There is magic, at this time of the year, and my meatballs have been touched by this magic.  I make meatballs, throughout the year and while they are good, they are not the top of the line.  The Passover meatballs were unbelievable.  I did put a lot of chopped vegetables in them and I have discovered that vegetables can be more powerful than spices.

My guests raved about them and I had to hide a few for after the holiday since I had not eaten them, at them meal, they were served.  One of the problems, for me, about food on Passover is that with four filling meals to eat, by the fourth, there is nothing I want to eat.  The first meal is appreciated and by the second, I eat but am pulling back.  The third, I eat minimally, a taste of this and a taste of that and finally, the fourth meal, I select one dish and eat just a little bit.  I can’t say the same about the others, at the table, who had no such issue.  They ate heartily.  When I saw my husband, going for seconds, I had to control myself , not to take the dish from him.

I finally ate a meatball, last night, after the holiday was over and I thought it was a magical meatball, also.  The magic of Passover appears to pass its wand over all our food.  Chicken soup never tastes better.  Brownies made from potato starch are transformed to chewy masterpieces.  It must be the holiday

Cranberry Meatballs


1 pound chopped chicken

1 pound chopped turkey

3 tablespoons ground nuts (I used walnuts.)

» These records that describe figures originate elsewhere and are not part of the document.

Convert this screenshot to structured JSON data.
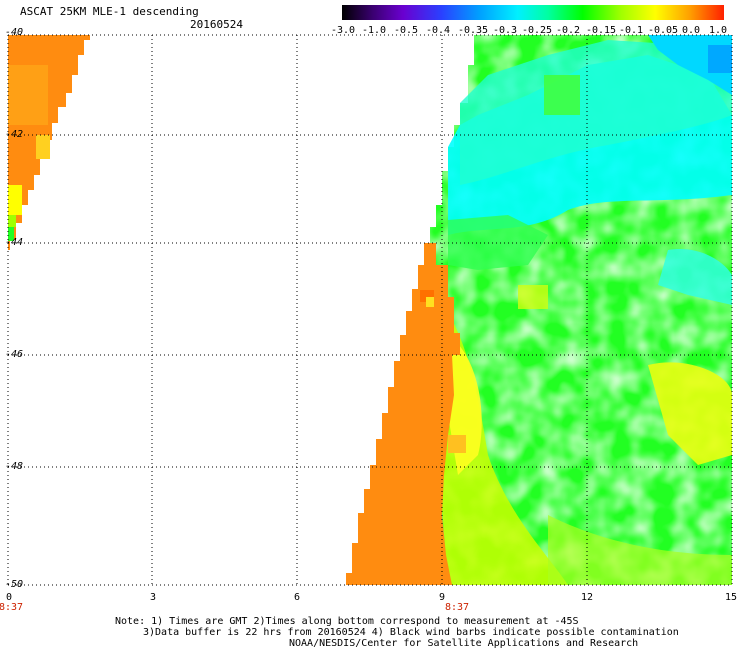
{
  "header": {
    "title": "ASCAT 25KM MLE-1 descending",
    "date": "20160524"
  },
  "colorbar": {
    "labels": [
      "-3.0",
      "-1.0",
      "-0.5",
      "-0.4",
      "-0.35",
      "-0.3",
      "-0.25",
      "-0.2",
      "-0.15",
      "-0.1",
      "-0.05",
      "0.0",
      "1.0"
    ]
  },
  "map": {
    "lat_labels": [
      "-40",
      "-42",
      "-44",
      "-46",
      "-48",
      "-50"
    ],
    "lon_labels": [
      "0",
      "3",
      "6",
      "9",
      "12",
      "15"
    ],
    "time_labels": [
      "8:37",
      "8:37"
    ],
    "lat_range": [
      -50,
      -40
    ],
    "lon_range": [
      0,
      15
    ],
    "grid": true
  },
  "notes": {
    "line1": "Note: 1) Times are GMT 2)Times along bottom correspond to measurement at -45S",
    "line2": "3)Data buffer is 22 hrs from 20160524 4) Black wind barbs indicate possible contamination",
    "line3": "NOAA/NESDIS/Center for Satellite Applications and Research"
  },
  "colors": {
    "orange": "#ff8800",
    "yellow": "#ffff00",
    "green": "#22ff22",
    "cyan": "#00ffff",
    "blue": "#00a0ff"
  }
}
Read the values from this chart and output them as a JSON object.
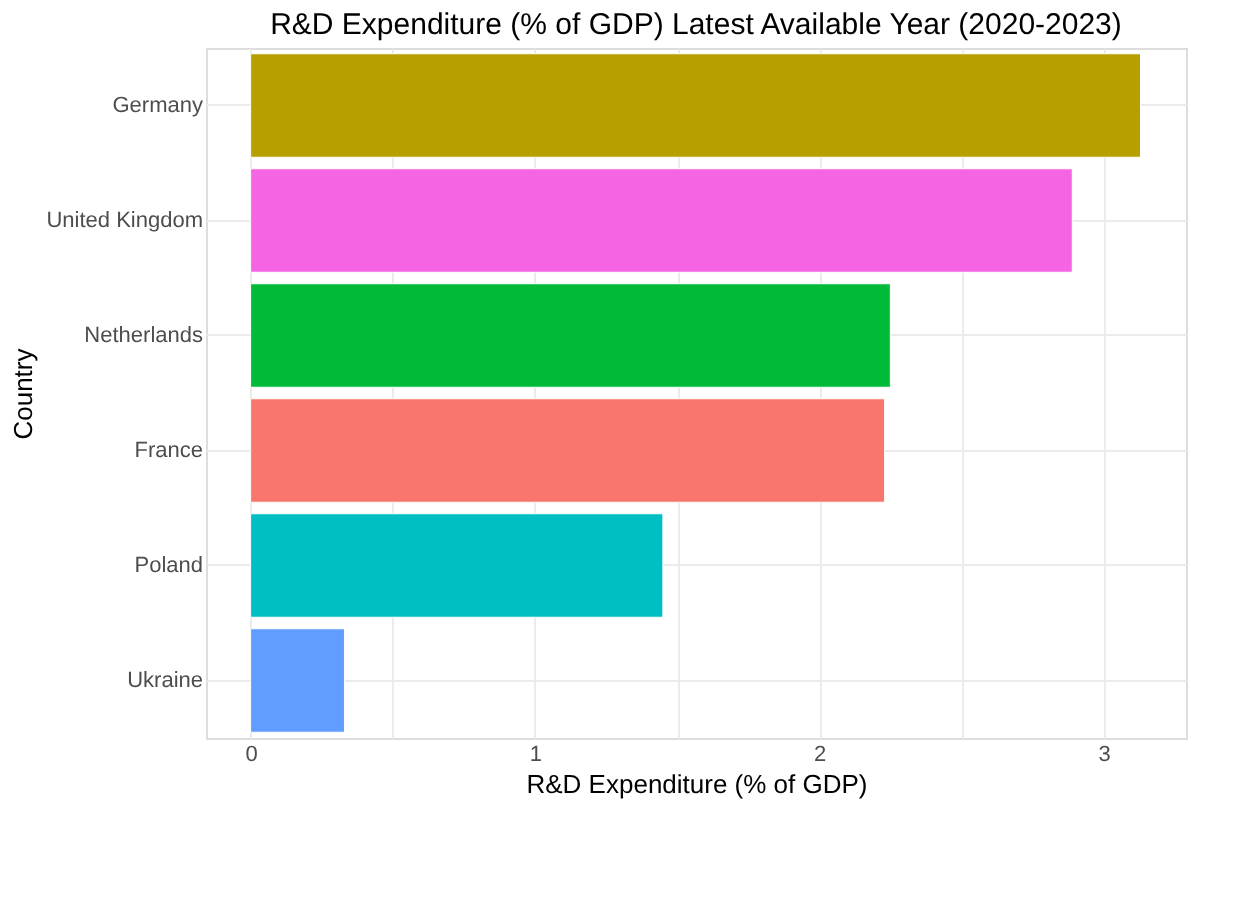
{
  "chart_data": {
    "type": "bar",
    "orientation": "horizontal",
    "title": "R&D Expenditure (% of GDP) Latest Available Year (2020-2023)",
    "xlabel": "R&D Expenditure (% of GDP)",
    "ylabel": "Country",
    "categories": [
      "Germany",
      "United Kingdom",
      "Netherlands",
      "France",
      "Poland",
      "Ukraine"
    ],
    "values": [
      3.13,
      2.89,
      2.25,
      2.23,
      1.45,
      0.33
    ],
    "colors": [
      "#b79f00",
      "#f564e3",
      "#00ba38",
      "#f8766d",
      "#00bfc4",
      "#619cff"
    ],
    "xlim": [
      -0.157,
      3.29
    ],
    "xticks": [
      0,
      {
        "value": 0.5,
        "label": null
      },
      1,
      {
        "value": 1.5,
        "label": null
      },
      2,
      {
        "value": 2.5,
        "label": null
      },
      3
    ],
    "grid": true
  }
}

3 tablespoons potato starch

1 egg

1/8 teaspoon of black pepper

1/2 onion, finely chopped

1/4 green pepper, finely chopped

1/4 red pepper, finely chopped

1/2 cup shredded carrots

1 tablespoon chopped fresh parsley

1/4 teaspoon garlic powder

1/2 teaspoon onion powder


3 cups Marinara sauce

1 can smooth cranberry sauce

1 tablespoon lemon juice

1/2 cup ketchup

1 tablespoon brown sugar


Preheat over to 400 degrees F.

Mix ground turkey and beef with walnuts, potato starch and black pepper.  Mix in the egg well.  Add chopped and shredded vegetables.  Add garlic and onion powder.

Form meatballs into round globes.  I used a quarter cup measure to determine the size of these meatballs.

Place meatballs on a cookie sheet and bake for 25 minutes.

While meatballs are baking, combine sauce ingredients, Marinara sauce, ketchup, cranberry sauce, lemon juice and brown sugar.  Mix until cranberry sauce is incorporated into the sauce.

Remove meat from the oven and drain before dropping into the sauce.  When you put the meatballs into sauce,  swirl them around so they are all coated.

If it was not Passover, I would probably serve these with rice. 

This is linked to   $5 Dinner Challenge

2 comments on “Baked Cranberry Meatballs

  1. Oh they sound delicious and very interesting! Magic, of course. :-)

    “Oh, the lovely fickleness of an April day!”